News / Africa

Human Rights Watch: M23 Abuses Continue

General Sultani Makenga, military leader of the M23 rebels, looks on while surrounded by his bodyguards at Mutaho, in eastern Democratic Republic of Congo, May 27, 2013.
General Sultani Makenga, military leader of the M23 rebels, looks on while surrounded by his bodyguards at Mutaho, in eastern Democratic Republic of Congo, May 27, 2013.
Nick Long
Human Rights Watch has issued a report documenting recent executions and rapes by the M23 rebels in eastern Democratic Republic of Congo, as well as continuing support for the movement from Rwanda.

This is the second major report by Human Rights Watch on Congo’s M23 rebels, and it suggests their record has not improved.

It covers the period since March, when infighting between two factions of M23 resulted in defeat for one of the faction leaders, Bosco Ntaganda, who has since been transferred to the International Criminal Court in the Hague.

Under his rival Sultani Makenga’s leadership, the rebels have continued killing and raping, Human Rights Watch said.

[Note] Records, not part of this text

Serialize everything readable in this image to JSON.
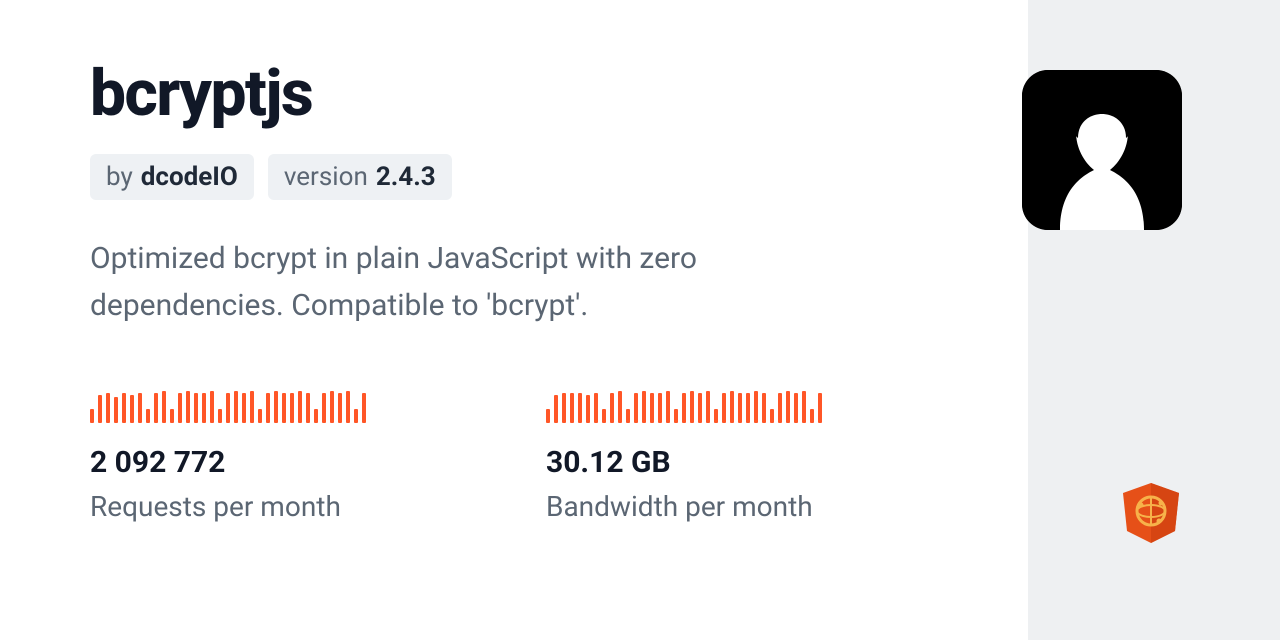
{
  "package": {
    "name": "bcryptjs",
    "author_prefix": "by",
    "author": "dcodeIO",
    "version_prefix": "version",
    "version": "2.4.3",
    "description": "Optimized bcrypt in plain JavaScript with zero dependencies. Compatible to 'bcrypt'."
  },
  "stats": {
    "requests": {
      "value": "2 092 772",
      "label": "Requests per month",
      "spark": [
        14,
        28,
        30,
        26,
        30,
        28,
        30,
        14,
        30,
        32,
        14,
        30,
        32,
        30,
        30,
        32,
        14,
        30,
        32,
        30,
        32,
        14,
        30,
        32,
        30,
        30,
        32,
        30,
        14,
        30,
        32,
        30,
        32,
        14,
        30
      ]
    },
    "bandwidth": {
      "value": "30.12 GB",
      "label": "Bandwidth per month",
      "spark": [
        14,
        28,
        30,
        30,
        30,
        28,
        30,
        14,
        30,
        32,
        14,
        30,
        32,
        30,
        30,
        32,
        14,
        30,
        32,
        30,
        32,
        14,
        30,
        32,
        30,
        30,
        32,
        30,
        14,
        30,
        32,
        30,
        32,
        14,
        30
      ]
    }
  }
}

"What we’ve documented is that war crimes committed by M23 fighters have continued since March, and those crimes include summary executions of at least 44 people and rapes of at least 61 women and girls, and forced recruitment of scores of young men and boys," commented Ida Sawyer, lead author of the report.

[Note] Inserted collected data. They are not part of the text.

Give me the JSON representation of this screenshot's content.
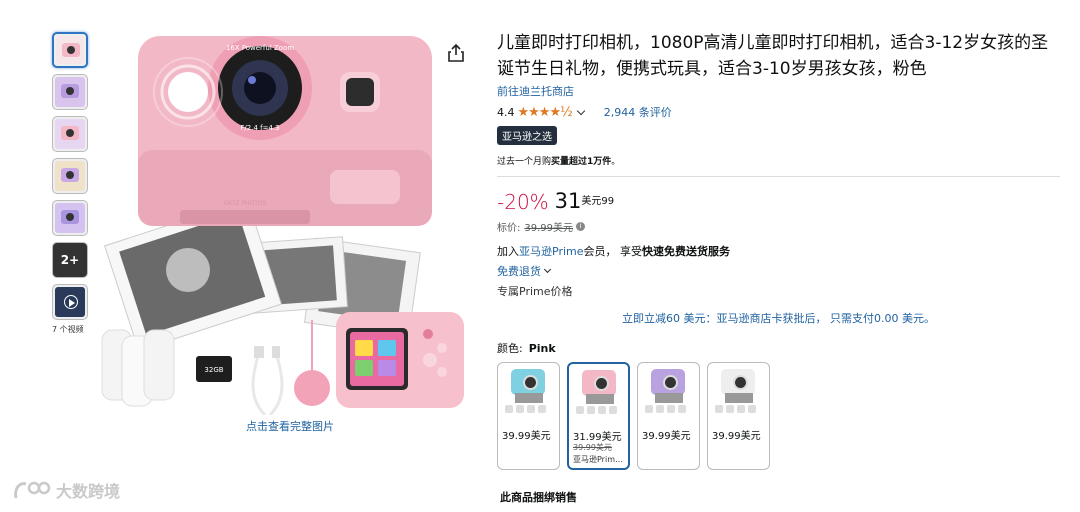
{
  "thumbnails": {
    "more_label": "2+",
    "video_count_label": "7 个视频"
  },
  "gallery": {
    "full_image_link": "点击查看完整图片",
    "lens_text_top": "16X Powerful Zoom",
    "lens_text_bottom": "F/2.4 f=4.3",
    "brand_text": "GKTZ PHOTOS",
    "card_label": "32GB"
  },
  "product": {
    "title": "儿童即时打印相机，1080P高清儿童即时打印相机，适合3-12岁女孩的圣诞节生日礼物，便携式玩具，适合3-10岁男孩女孩，粉色",
    "store_link": "前往迪兰托商店",
    "rating": "4.4",
    "stars": "★★★★½",
    "reviews": "2,944 条评价",
    "badge": "亚马逊之选",
    "bought_prefix": "过去一个月购",
    "bought_bold": "买量超过1万件",
    "bought_suffix": "。"
  },
  "price": {
    "discount": "-20%",
    "whole": "31",
    "sup": "美元99",
    "list_label": "标价:",
    "list_price": "39.99美元",
    "info": "i"
  },
  "delivery": {
    "prime_prefix": "加入",
    "prime_link": "亚马逊Prime",
    "prime_middle": "会员， 享受",
    "prime_bold": "快速免费送货服务",
    "returns": "免费退货",
    "prime_price": "专属Prime价格",
    "promo": "立即立减60 美元：亚马逊商店卡获批后， 只需支付0.00 美元。"
  },
  "color": {
    "label": "颜色:",
    "selected": "Pink",
    "swatches": [
      {
        "color": "#7fd0e0",
        "price": "39.99美元",
        "old": "",
        "note": ""
      },
      {
        "color": "#f3b7c6",
        "price": "31.99美元",
        "old": "39.99美元",
        "note": "亚马逊Prim…"
      },
      {
        "color": "#b9a2e0",
        "price": "39.99美元",
        "old": "",
        "note": ""
      },
      {
        "color": "#eeeeee",
        "price": "39.99美元",
        "old": "",
        "note": ""
      }
    ]
  },
  "bundle_heading": "此商品捆绑销售",
  "watermark": "大数跨境",
  "colors": {
    "link": "#2162a1",
    "star": "#de7921",
    "discount": "#cc0c39",
    "camera_pink": "#f2b8c6"
  }
}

The report said 15 civilians were killed by M23 over two days in April, and another six in June, in reprisals for alleged collaboration with Congolese militias. It said other civilians killed by the movement included a man who refused to hand his sons over to the rebels, a motorcycle driver who refused to give them money, and recruits caught trying to escape.

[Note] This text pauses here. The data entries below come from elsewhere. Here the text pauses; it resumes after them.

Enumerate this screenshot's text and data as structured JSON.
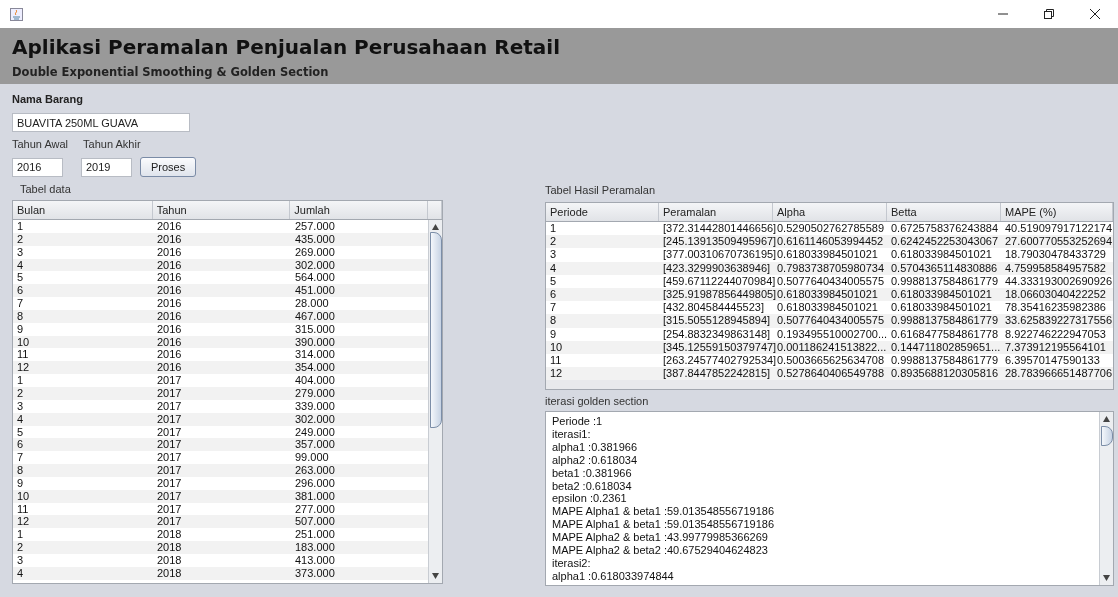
{
  "header": {
    "title": "Aplikasi Peramalan Penjualan Perusahaan Retail",
    "subtitle": "Double Exponential Smoothing & Golden Section"
  },
  "form": {
    "nama_barang_label": "Nama Barang",
    "nama_barang_value": "BUAVITA 250ML GUAVA",
    "tahun_awal_label": "Tahun Awal",
    "tahun_akhir_label": "Tahun Akhir",
    "tahun_awal_value": "2016",
    "tahun_akhir_value": "2019",
    "proses_button": "Proses"
  },
  "data_table": {
    "label": "Tabel data",
    "columns": [
      "Bulan",
      "Tahun",
      "Jumlah"
    ],
    "rows": [
      [
        "1",
        "2016",
        "257.000"
      ],
      [
        "2",
        "2016",
        "435.000"
      ],
      [
        "3",
        "2016",
        "269.000"
      ],
      [
        "4",
        "2016",
        "302.000"
      ],
      [
        "5",
        "2016",
        "564.000"
      ],
      [
        "6",
        "2016",
        "451.000"
      ],
      [
        "7",
        "2016",
        "28.000"
      ],
      [
        "8",
        "2016",
        "467.000"
      ],
      [
        "9",
        "2016",
        "315.000"
      ],
      [
        "10",
        "2016",
        "390.000"
      ],
      [
        "11",
        "2016",
        "314.000"
      ],
      [
        "12",
        "2016",
        "354.000"
      ],
      [
        "1",
        "2017",
        "404.000"
      ],
      [
        "2",
        "2017",
        "279.000"
      ],
      [
        "3",
        "2017",
        "339.000"
      ],
      [
        "4",
        "2017",
        "302.000"
      ],
      [
        "5",
        "2017",
        "249.000"
      ],
      [
        "6",
        "2017",
        "357.000"
      ],
      [
        "7",
        "2017",
        "99.000"
      ],
      [
        "8",
        "2017",
        "263.000"
      ],
      [
        "9",
        "2017",
        "296.000"
      ],
      [
        "10",
        "2017",
        "381.000"
      ],
      [
        "11",
        "2017",
        "277.000"
      ],
      [
        "12",
        "2017",
        "507.000"
      ],
      [
        "1",
        "2018",
        "251.000"
      ],
      [
        "2",
        "2018",
        "183.000"
      ],
      [
        "3",
        "2018",
        "413.000"
      ],
      [
        "4",
        "2018",
        "373.000"
      ]
    ]
  },
  "result_table": {
    "label": "Tabel Hasil Peramalan",
    "columns": [
      "Periode",
      "Peramalan",
      "Alpha",
      "Betta",
      "MAPE (%)"
    ],
    "rows": [
      [
        "1",
        "[372.31442801446656]",
        "0.5290502762785589",
        "0.6725758376243884",
        "40.519097917122174"
      ],
      [
        "2",
        "[245.13913509495967]",
        "0.6161146053994452",
        "0.6242452253043067",
        "27.600770553252694"
      ],
      [
        "3",
        "[377.00310670736195]",
        "0.618033984501021",
        "0.618033984501021",
        "18.79030478433729"
      ],
      [
        "4",
        "[423.3299903638946]",
        "0.7983738705980734",
        "0.5704365114830886",
        "4.759958584957582"
      ],
      [
        "5",
        "[459.67112244070984]",
        "0.5077640434005575",
        "0.9988137584861779",
        "44.333193002690926"
      ],
      [
        "6",
        "[325.91987856449805]",
        "0.618033984501021",
        "0.618033984501021",
        "18.06603040422252"
      ],
      [
        "7",
        "[432.804584445523]",
        "0.618033984501021",
        "0.618033984501021",
        "78.35416235982386"
      ],
      [
        "8",
        "[315.5055128945894]",
        "0.5077640434005575",
        "0.9988137584861779",
        "33.625839227317556"
      ],
      [
        "9",
        "[254.8832349863148]",
        "0.193495510002700...",
        "0.6168477584861778",
        "8.922746222947053"
      ],
      [
        "10",
        "[345.12559150379747]",
        "0.001186241513822...",
        "0.144711802859651...",
        "7.373912195564101"
      ],
      [
        "11",
        "[263.24577402792534]",
        "0.5003665625634708",
        "0.9988137584861779",
        "6.39570147590133"
      ],
      [
        "12",
        "[387.8447852242815]",
        "0.5278640406549788",
        "0.8935688120305816",
        "28.783966651487706"
      ]
    ]
  },
  "iteration_log": {
    "label": "iterasi golden section",
    "lines": [
      "Periode :1",
      "iterasi1:",
      "alpha1 :0.381966",
      "alpha2 :0.618034",
      "beta1 :0.381966",
      "beta2 :0.618034",
      "epsilon :0.2361",
      "MAPE Alpha1 & beta1 :59.013548556719186",
      "MAPE Alpha1 & beta1 :59.013548556719186",
      "MAPE Alpha2 & beta1 :43.99779985366269",
      "MAPE Alpha2 & beta2 :40.67529404624823",
      "iterasi2:",
      "alpha1 :0.618033974844"
    ]
  }
}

It also mentioned forcible recruitments of men and boys from the Congo and Rwanda, and torture of prisoners of war, including two who were killed.
The researchers collected numerous testimonies to Rwanda’s continuing support for M23, with arms and ammunition, soldiers and recruits still crossing the border.
U.N. experts said recently that Rwandan support for M23 had dwindled since last year.
"It does appear that the support is more limited than it was last year, but what we have documented in terms of the support is still quite significant," Sawyer said. "Less support of full Rwandan army units crossing the border into Congo, but that support and influence is still very much continuing."
M23 was not immediately available for comment on the findings. The movement challenged a similarly damning HRW report last year, claiming the information was unfounded hearsay and rumor, not backed up with names of the victims and witnesses.
Human Rights Watch said it did not give names in order to protect its sources from possible harm.
"We’re very confident with our findings," Sawyer asserted. "What we’ve included in our report is only the information that we have confirmed with several credible witnesses. We rely on information from eyewitnesses who were present during the events, victims and witnesses to abuses. We do very in-depth interviews with all the people we speak to, to document this, and we don’t include information that we think may be biased."
No comments or reactions from the M23 are included in the latest report.
Sawyer said HRW had arranged to interview M23 leader Sultani Makenga about its findings, but fighting broke out on the day scheduled for the interview, and he canceled and was then not available for a phone interview.